Greater Biological Repair and Maintenance in Long-Lived Ant Queens
Eusocial insects are distinguished by queens that share the same genes as the workers but that, in many species, have a far longer life span. The expression of genes associated with aging is very different in queens, something that has been observed in both ants and bees. Given this, these species can serve as a laboratory in which to gather evidence for and against a variety of hypotheses about aging, its causes, and the degree to which specific causes are important. This paper is one example among many:
Since senescence is a detrimental process with important societal and economic impacts, substantial effort has been invested into understanding its causes and many theories have been proposed to explain its origins. One of these theories proposes that senescence is caused by macromolecular damage that accumulates with age due to incomplete somatic maintenance. Lifespan is thus expected to be modulated by investment into physiological processes of damage prevention and repair. So far, investigations of somatic maintenance have mostly focused on systems of damage prevention such as anti-oxidants, and have for the most part refuted the hypothesis that longevity is achieved through damage prevention. A possible explanation for this patterns is that there is a limited potential to freely modulate the amount of reactive oxygen species because they are important signalling molecules. Such constraints are unlikely to apply to systems of macro-molecular repair, which may effectively affect lifespan by modulating the accumulation of damage with age.
Various forms of macromolecular damage have been linked to senescence. For example, DNA may be damaged or mutated in several ways, and there is evidence from mammalian studies that mutations to genes involved in DNA repair accelerate senescence. Similarly, the cellular accumulation of damaged proteins can be toxic and a range of maintenance mechanisms exist to keep this accumulation in check, many of which have been linked to ageing and longevity. One such mechanism is the Ubiquitin Proteasome System (UPS), which degrades mis-folded or damaged proteins by labelling them with ubiquitin and subsequently degrading them. Subunits of the proteasome involved in the UPS have been found to be associated with lifespan and stress resistance in a range of species, from yeast to humans.

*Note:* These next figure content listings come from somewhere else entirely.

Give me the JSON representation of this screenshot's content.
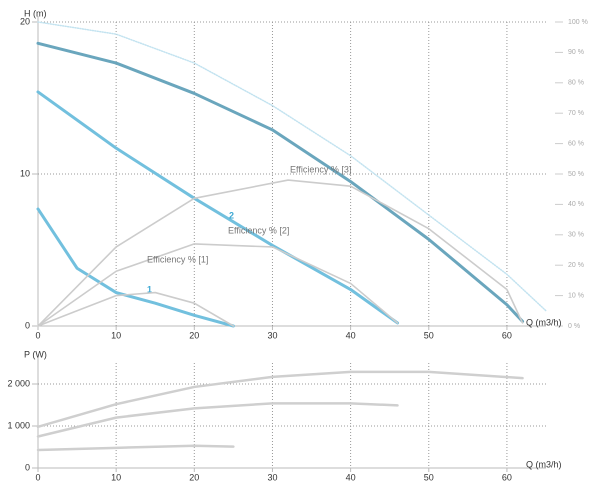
{
  "chart_data": [
    {
      "type": "line",
      "ylabel": "H (m)",
      "xlabel": "Q (m3/h)",
      "xlim": [
        0,
        65
      ],
      "xticks": [
        0,
        10,
        20,
        30,
        40,
        50,
        60
      ],
      "ylim": [
        0,
        20
      ],
      "yticks": [
        0,
        10,
        20
      ],
      "y2lim": [
        0,
        100
      ],
      "y2ticks": [
        {
          "value": 0,
          "label": "0 %"
        },
        {
          "value": 10,
          "label": "10 %"
        },
        {
          "value": 20,
          "label": "20 %"
        },
        {
          "value": 30,
          "label": "30 %"
        },
        {
          "value": 40,
          "label": "40 %"
        },
        {
          "value": 50,
          "label": "50 %"
        },
        {
          "value": 60,
          "label": "60 %"
        },
        {
          "value": 70,
          "label": "70 %"
        },
        {
          "value": 80,
          "label": "80 %"
        },
        {
          "value": 90,
          "label": "90 %"
        },
        {
          "value": 100,
          "label": "100 %"
        }
      ],
      "grid": true,
      "series": [
        {
          "color": "#c3e3f0",
          "dashed": true,
          "x": [
            0,
            10,
            20,
            30,
            40,
            50,
            60,
            65
          ],
          "values": [
            20,
            19.2,
            17.3,
            14.5,
            11.2,
            7.3,
            3.4,
            1
          ]
        },
        {
          "color": "#6aa6bd",
          "x": [
            0,
            10,
            20,
            30,
            40,
            50,
            60,
            62
          ],
          "values": [
            18.6,
            17.3,
            15.3,
            12.9,
            9.5,
            5.7,
            1.4,
            0.3
          ]
        },
        {
          "name": "2",
          "color": "#72c0de",
          "x": [
            0,
            10,
            20,
            30,
            40,
            46
          ],
          "values": [
            15.4,
            11.7,
            8.4,
            5.3,
            2.4,
            0.2
          ]
        },
        {
          "name": "1",
          "color": "#72c0de",
          "x": [
            0,
            5,
            10,
            15,
            20,
            25
          ],
          "values": [
            7.7,
            3.8,
            2.2,
            1.5,
            0.7,
            0
          ]
        },
        {
          "name": "Efficiency % [3]",
          "color": "#cccccc",
          "axis": "y2",
          "x": [
            0,
            10,
            20,
            32,
            40,
            50,
            60,
            62
          ],
          "values": [
            0,
            26,
            42,
            48,
            46,
            32,
            12,
            1
          ]
        },
        {
          "name": "Efficiency % [2]",
          "color": "#cccccc",
          "axis": "y2",
          "x": [
            0,
            10,
            20,
            30,
            40,
            46
          ],
          "values": [
            0,
            18,
            27,
            26,
            14,
            1
          ]
        },
        {
          "name": "Efficiency % [1]",
          "color": "#cccccc",
          "axis": "y2",
          "x": [
            0,
            5,
            10,
            15,
            20,
            25
          ],
          "values": [
            0,
            5,
            10,
            11,
            7.5,
            0
          ]
        }
      ]
    },
    {
      "type": "line",
      "ylabel": "P (W)",
      "xlabel": "Q (m3/h)",
      "xlim": [
        0,
        65
      ],
      "xticks": [
        0,
        10,
        20,
        30,
        40,
        50,
        60
      ],
      "ylim": [
        0,
        2500
      ],
      "yticks": [
        0,
        {
          "value": 1000,
          "label": "1 000"
        },
        {
          "value": 2000,
          "label": "2 000"
        }
      ],
      "grid": true,
      "series": [
        {
          "color": "#cfcfcf",
          "x": [
            0,
            10,
            20,
            30,
            40,
            50,
            62
          ],
          "values": [
            980,
            1520,
            1930,
            2170,
            2290,
            2290,
            2140
          ]
        },
        {
          "color": "#cfcfcf",
          "x": [
            0,
            10,
            20,
            30,
            40,
            46
          ],
          "values": [
            750,
            1200,
            1420,
            1540,
            1540,
            1490
          ]
        },
        {
          "color": "#cfcfcf",
          "x": [
            0,
            10,
            20,
            25
          ],
          "values": [
            430,
            480,
            530,
            510
          ]
        }
      ]
    }
  ]
}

The aim of this study is to investigate whether natural variation in lifespan is associated with differential expression of genes involved in the repair of DNA and proteins. To study the role of these somatic repair genes, we take advantage of the striking variation found in social insects, where queens and workers can differ in their lifespan by more than an order of magnitude. Importantly, the difference in lifespan must be due to differences in gene expression, since there are usually no genetic differences between castes. A particularly interesting species for studies of ageing is the ant Lasius niger, where queens can survive as long as 29 years whereas workers live for only one or two years even in laboratory conditions. Since lifespan is expected to be modulated by investment into somatic damage repair, we test the prediction that queens of L. niger have higher expression of somatic repair genes than workers.
Our analysis of 20 somatic repair genes revealed that queens and workers did not differ in their pattern of expression in 1-day-old individuals. The level of expression of these genes increased with age and this up-regulation was slightly greater in queens than in workers, resulting in significantly queen-biased expression of the 20 somatic repair genes in 2-month-old individuals in both legs and brains. Similarly, analysis of 244 genes related to DNA repair revealed no effect of caste on expression in 1-day-old individuals, but a greater up-regulation with age in queens than workers, resulting in significant queen-biased expression in the legs of 2-month-old individuals. Overall, the combination of these analyses indicates a lack of concerted differences in somatic repair gene expression between 1-day-old queens and workers, but a significantly higher level of expression in queens than workers in 2-month-old individuals.
Overall, the differences in somatic repair gene expression that we have identified between queens and workers are consistent with the hypothesis that longevity is associated with investment into somatic repair. This contrasts with results from studies investigating the process of damage prevention through anti-oxidant enzymes in social insects, where expression of antioxidant genes was found to be higher in workers than queens, perhaps to compensate for workers' the increased levels of activity. Our results suggest that damage repair may be more relevant to lifespan than removal of antioxidants. One reason for this could be the important role that antioxidants play in critical biological processes, which prevents them from being freely modulated.